Nas últimas décadas, o combate ao trabalho infantil no Brasil tem avançado, com o declínio contínuo de crianças e adolescentes que trabalham. Em 2010, o Censo Demográfico aponta a existência de 1.598.569 crianças e adolescentes de 10 a 15 anos trabalhando, o que representa 7,7% do total de crianças nessa idade. Para esta faixa etária, registra-se um decréscimo de 10,8% em comparação com os dados do Censo 2000, quando havia 1.791.480 de crianças e adolescentes ocupados. A proporção de jovens com idades entre 16 e 17 anos também foi reduzida em 15,7%.

Outra ferramenta na luta é a campanha Cartão Vermelho Desde 2011, crianças e adolescentes brasileiros contam com a proteção do Estatuto da Criança e do Adolescente, o ECA, mas que precisa ser mais divulgado e respeitado. “O ECA prevê direitos entre eles estudar e brincar.

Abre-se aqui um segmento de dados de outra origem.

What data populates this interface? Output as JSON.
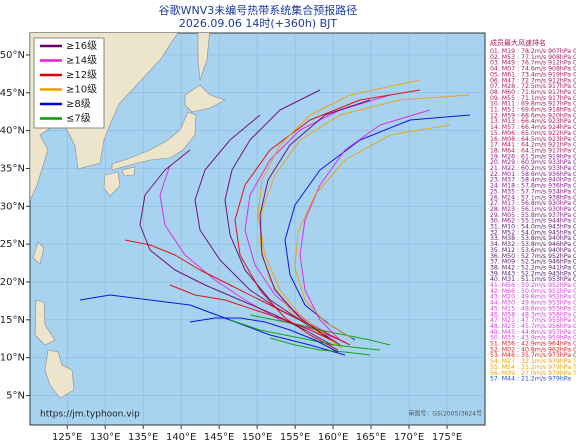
{
  "header": {
    "title": "谷歌WNV3未编号热带系统集合预报路径",
    "subtitle": "2026.09.06 14时(+360h) BJT"
  },
  "map": {
    "xlim": [
      120.1,
      180
    ],
    "ylim": [
      1.1,
      52.9
    ],
    "lon_ticks": [
      {
        "value": 125,
        "label": "125°E"
      },
      {
        "value": 130,
        "label": "130°E"
      },
      {
        "value": 135,
        "label": "135°E"
      },
      {
        "value": 140,
        "label": "140°E"
      },
      {
        "value": 145,
        "label": "145°E"
      },
      {
        "value": 150,
        "label": "150°E"
      },
      {
        "value": 155,
        "label": "155°E"
      },
      {
        "value": 160,
        "label": "160°E"
      },
      {
        "value": 165,
        "label": "165°E"
      },
      {
        "value": 170,
        "label": "170°E"
      },
      {
        "value": 175,
        "label": "175°E"
      }
    ],
    "lat_ticks": [
      {
        "value": 5,
        "label": "5°N"
      },
      {
        "value": 10,
        "label": "10°N"
      },
      {
        "value": 15,
        "label": "15°N"
      },
      {
        "value": 20,
        "label": "20°N"
      },
      {
        "value": 25,
        "label": "25°N"
      },
      {
        "value": 30,
        "label": "30°N"
      },
      {
        "value": 35,
        "label": "35°N"
      },
      {
        "value": 40,
        "label": "40°N"
      },
      {
        "value": 45,
        "label": "45°N"
      },
      {
        "value": 50,
        "label": "50°N"
      }
    ],
    "grid": true
  },
  "legend": [
    {
      "label": "≥16级",
      "color": "#6a006a"
    },
    {
      "label": "≥14级",
      "color": "#e020e0"
    },
    {
      "label": "≥12级",
      "color": "#e00000"
    },
    {
      "label": "≥10级",
      "color": "#f0a000"
    },
    {
      "label": "≥8级",
      "color": "#0000e0"
    },
    {
      "label": "≤7级",
      "color": "#00a000"
    }
  ],
  "footer": {
    "url": "https://jm.typhoon.vip",
    "approval": "审图号：GS(2005)3624号"
  },
  "ranking": {
    "title": "成员最大风速排名",
    "entries": [
      {
        "text": "01. M19 : 78.2m/s 907hPa C5",
        "color": "#b0185a"
      },
      {
        "text": "02. M53 : 77.1m/s 908hPa C5",
        "color": "#b0185a"
      },
      {
        "text": "03. M49 : 76.7m/s 912hPa C5",
        "color": "#b0185a"
      },
      {
        "text": "04. M07 : 74.6m/s 908hPa C5",
        "color": "#b0185a"
      },
      {
        "text": "05. M61 : 73.4m/s 919hPa C5",
        "color": "#b0185a"
      },
      {
        "text": "06. M47 : 72.7m/s 912hPa C5",
        "color": "#b0185a"
      },
      {
        "text": "07. M28 : 72.5m/s 917hPa C5",
        "color": "#b0185a"
      },
      {
        "text": "08. M60 : 71.6m/s 917hPa C5",
        "color": "#b0185a"
      },
      {
        "text": "09. M55 : 71.1m/s 917hPa C5",
        "color": "#b0185a"
      },
      {
        "text": "10. M11 : 69.8m/s 917hPa C5",
        "color": "#b0185a"
      },
      {
        "text": "11. M51 : 69.6m/s 918hPa C5",
        "color": "#b0185a"
      },
      {
        "text": "12. M59 : 68.6m/s 920hPa C5",
        "color": "#b0185a"
      },
      {
        "text": "13. M13 : 66.4m/s 923hPa C5",
        "color": "#b0185a"
      },
      {
        "text": "14. M57 : 66.4m/s 924hPa C5",
        "color": "#b0185a"
      },
      {
        "text": "15. M06 : 65.0m/s 922hPa C5",
        "color": "#b0185a"
      },
      {
        "text": "16. M08 : 64.5m/s 923hPa C5",
        "color": "#b0185a"
      },
      {
        "text": "17. M41 : 64.2m/s 921hPa C5",
        "color": "#b0185a"
      },
      {
        "text": "18. M64 : 64.1m/s 917hPa C5",
        "color": "#b0185a"
      },
      {
        "text": "19. M26 : 61.5m/s 919hPa C4",
        "color": "#8b1a8b"
      },
      {
        "text": "20. M29 : 60.9m/s 933hPa C4",
        "color": "#8b1a8b"
      },
      {
        "text": "21. M22 : 60.2m/s 933hPa C4",
        "color": "#8b1a8b"
      },
      {
        "text": "22. M01 : 58.6m/s 936hPa C4",
        "color": "#8b1a8b"
      },
      {
        "text": "23. M37 : 58.4m/s 940hPa C4",
        "color": "#8b1a8b"
      },
      {
        "text": "24. M18 : 57.8m/s 936hPa C4",
        "color": "#8b1a8b"
      },
      {
        "text": "25. M35 : 57.7m/s 934hPa C4",
        "color": "#8b1a8b"
      },
      {
        "text": "26. M24 : 57.1m/s 938hPa C4",
        "color": "#8b1a8b"
      },
      {
        "text": "27. M17 : 56.8m/s 930hPa C4",
        "color": "#8b1a8b"
      },
      {
        "text": "28. M23 : 56.1m/s 930hPa C4",
        "color": "#8b1a8b"
      },
      {
        "text": "29. M05 : 55.8m/s 937hPa C4",
        "color": "#8b1a8b"
      },
      {
        "text": "30. M62 : 55.1m/s 944hPa C4",
        "color": "#8b1a8b"
      },
      {
        "text": "31. M10 : 54.0m/s 943hPa C3",
        "color": "#5a1a6e"
      },
      {
        "text": "32. M52 : 54.0m/s 945hPa C3",
        "color": "#5a1a6e"
      },
      {
        "text": "33. M38 : 53.8m/s 940hPa C3",
        "color": "#5a1a6e"
      },
      {
        "text": "34. M32 : 53.8m/s 946hPa C3",
        "color": "#5a1a6e"
      },
      {
        "text": "35. M12 : 53.6m/s 940hPa C3",
        "color": "#5a1a6e"
      },
      {
        "text": "36. M50 : 52.7m/s 952hPa C3",
        "color": "#5a1a6e"
      },
      {
        "text": "37. M09 : 52.5m/s 946hPa C3",
        "color": "#5a1a6e"
      },
      {
        "text": "38. M42 : 52.2m/s 941hPa C3",
        "color": "#5a1a6e"
      },
      {
        "text": "39. M43 : 52.2m/s 945hPa C3",
        "color": "#5a1a6e"
      },
      {
        "text": "40. M31 : 51.1m/s 953hPa C3",
        "color": "#5a1a6e"
      },
      {
        "text": "41. M56 : 50.2m/s 952hPa C2",
        "color": "#e040e0"
      },
      {
        "text": "42. M66 : 50.0m/s 951hPa C2",
        "color": "#e040e0"
      },
      {
        "text": "43. M20 : 49.8m/s 952hPa C2",
        "color": "#e040e0"
      },
      {
        "text": "44. M30 : 49.6m/s 953hPa C2",
        "color": "#e040e0"
      },
      {
        "text": "45. M15 : 48.8m/s 955hPa C2",
        "color": "#e040e0"
      },
      {
        "text": "46. M58 : 48.3m/s 956hPa C2",
        "color": "#e040e0"
      },
      {
        "text": "47. M21 : 47.7m/s 955hPa C2",
        "color": "#e040e0"
      },
      {
        "text": "48. M25 : 45.7m/s 956hPa C2",
        "color": "#e040e0"
      },
      {
        "text": "49. M45 : 44.8m/s 957hPa C2",
        "color": "#e040e0"
      },
      {
        "text": "50. M33 : 43.9m/s 959hPa C2",
        "color": "#e040e0"
      },
      {
        "text": "51. M36 : 42.9m/s 964hPa C1",
        "color": "#e02020"
      },
      {
        "text": "52. M02 : 40.8m/s 962hPa C1",
        "color": "#e02020"
      },
      {
        "text": "53. M46 : 35.7m/s 973hPa C1",
        "color": "#e02020"
      },
      {
        "text": "54. M27 : 32.1m/s 979hPa TS",
        "color": "#f0a000"
      },
      {
        "text": "55. M54 : 31.2m/s 979hPa TS",
        "color": "#f0a000"
      },
      {
        "text": "56. M39 : 27.0m/s 979hPa TS",
        "color": "#f0a000"
      },
      {
        "text": "57. M44 : 21.2m/s 979hPa",
        "color": "#2050e0"
      }
    ]
  }
}
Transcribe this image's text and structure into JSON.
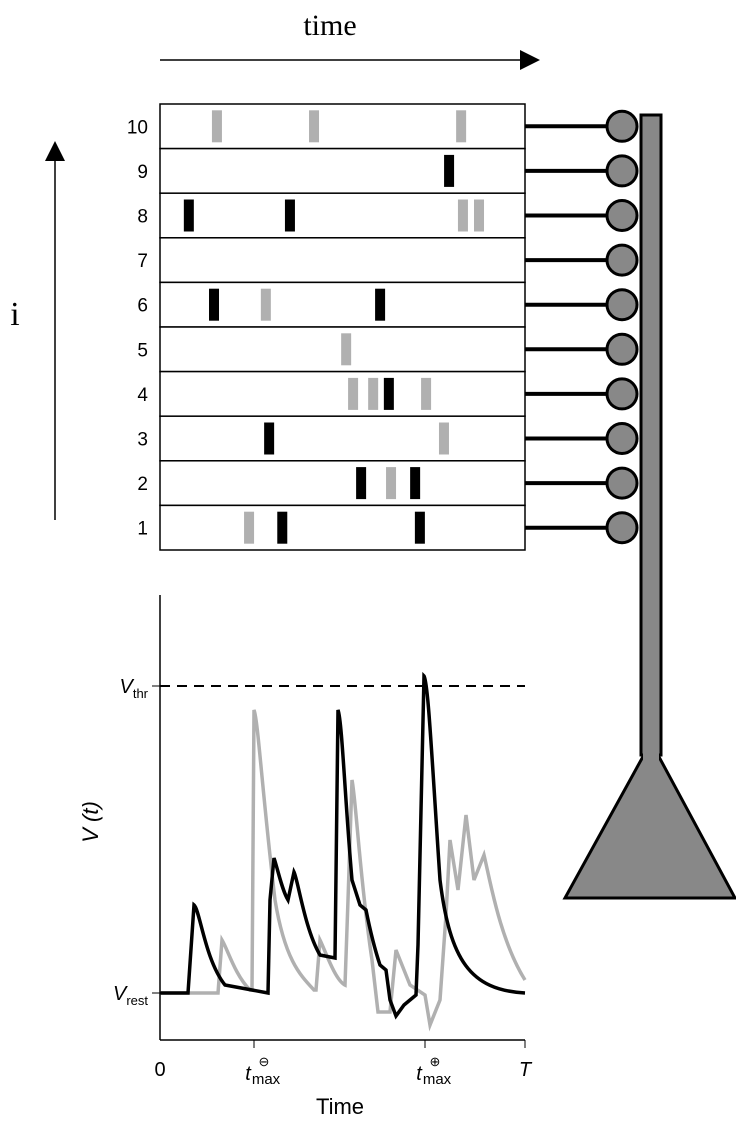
{
  "header": {
    "time_label": "time",
    "index_label": "i"
  },
  "colors": {
    "black": "#000000",
    "gray": "#b0b0b0",
    "neuron": "#888888"
  },
  "rows": [
    {
      "label": "10",
      "black": [],
      "gray": [
        0.156,
        0.422,
        0.825
      ]
    },
    {
      "label": "9",
      "black": [
        0.792
      ],
      "gray": []
    },
    {
      "label": "8",
      "black": [
        0.079,
        0.356
      ],
      "gray": [
        0.83,
        0.874
      ]
    },
    {
      "label": "7",
      "black": [],
      "gray": []
    },
    {
      "label": "6",
      "black": [
        0.148,
        0.603
      ],
      "gray": [
        0.29
      ]
    },
    {
      "label": "5",
      "black": [],
      "gray": [
        0.51
      ]
    },
    {
      "label": "4",
      "black": [
        0.627
      ],
      "gray": [
        0.529,
        0.584,
        0.729
      ]
    },
    {
      "label": "3",
      "black": [
        0.299
      ],
      "gray": [
        0.778
      ]
    },
    {
      "label": "2",
      "black": [
        0.551,
        0.699
      ],
      "gray": [
        0.633
      ]
    },
    {
      "label": "1",
      "black": [
        0.335,
        0.712
      ],
      "gray": [
        0.244
      ]
    }
  ],
  "plot": {
    "y_label": "V (t)",
    "x_label": "Time",
    "v_thr": {
      "symbol": "V",
      "sub": "thr"
    },
    "v_rest": {
      "symbol": "V",
      "sub": "rest"
    },
    "x_ticks": {
      "zero": "0",
      "t_minus": {
        "symbol": "t",
        "sup": "⊖",
        "sub": "max"
      },
      "t_plus": {
        "symbol": "t",
        "sup": "⊕",
        "sub": "max"
      },
      "end": "T"
    }
  }
}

Mudar essa realidade deve ser uma luta de todos”, afirma Crislaine Bertazzi, diretora de Políticas Sociais da FETEC-CUT/SP.

Dados recentes - No Brasil, mesmo com a diminuição em 21% do trabalho de menores de 14 anos, em um ano, como mostra a Pnad (Pesquisa Nacional por Amostras de Domicílios) 2012, ainda existem 554 mil crianças entre 5 e 13 anos trabalhando. Em 2011, eram 704 mil.

A mesma pesquisa aponta que dos 5 aos 9 anos, o número caiu de 89 mil para 81 mil e diminuiu de 615 mil para 473 mil na dos dez aos 13 anos. A principal atividade exercida por essas crianças entre 5 e 13 anos de idade é a agrícola (60,2%). Na faixa dos 14 aos 17 anos, onde está a maior parte dos trabalhadores registrados pela pesquisa (3 milhões de pessoas), a queda, no entanto, foi bem menor e praticamente irrelevante estatisticamente: apenas 6 mil postos de trabalho a menos.

"Essa data serve de alerta para o governo, empresas e a população sobre a exploração do trabalho infantil, porque ainda é um triste problema que deve ser combatido diariamente”, reforça Crislaine.

Trabalho doméstico - No Brasil, os números podem ser ainda mais alarmantes quando contabilizamos crianças e adolescentes que trabalham e são responsáveis pelas tarefas domésticas em suas próprias casas. Dados do Fórum Nacional de Prevenção e Erradicação do Trabalho Infantil (FNPETI) de 2011 mostram que 2,1 milhões de crianças e adolescentes trabalhavam e ainda eram responsáveis pelas tarefas domésticas em suas próprias casas, além disso, 93,7% do universo de crianças e adolescentes ocupados no trabalho infantil doméstico são meninas (241 mil). Os meninos somam 16 mil. E 67% dos trabalhadores infantis domésticos são negros (172.666), enquanto os não negros somam 85.026.

Crianças no mundo - Segundo dados da Unicef de 2013, nos países em desenvolvimento, cerca de 150 milhões de jovens entre 5 e 14 anos trabalham, muitos para sustentar suas famílias, isso significa que uma em cada 6 crianças nessa faixa etária trabalham, na maioria das vezes exercendo atividades inadequadas para a idade e que colocam em risco sua saúde e até suas vidas.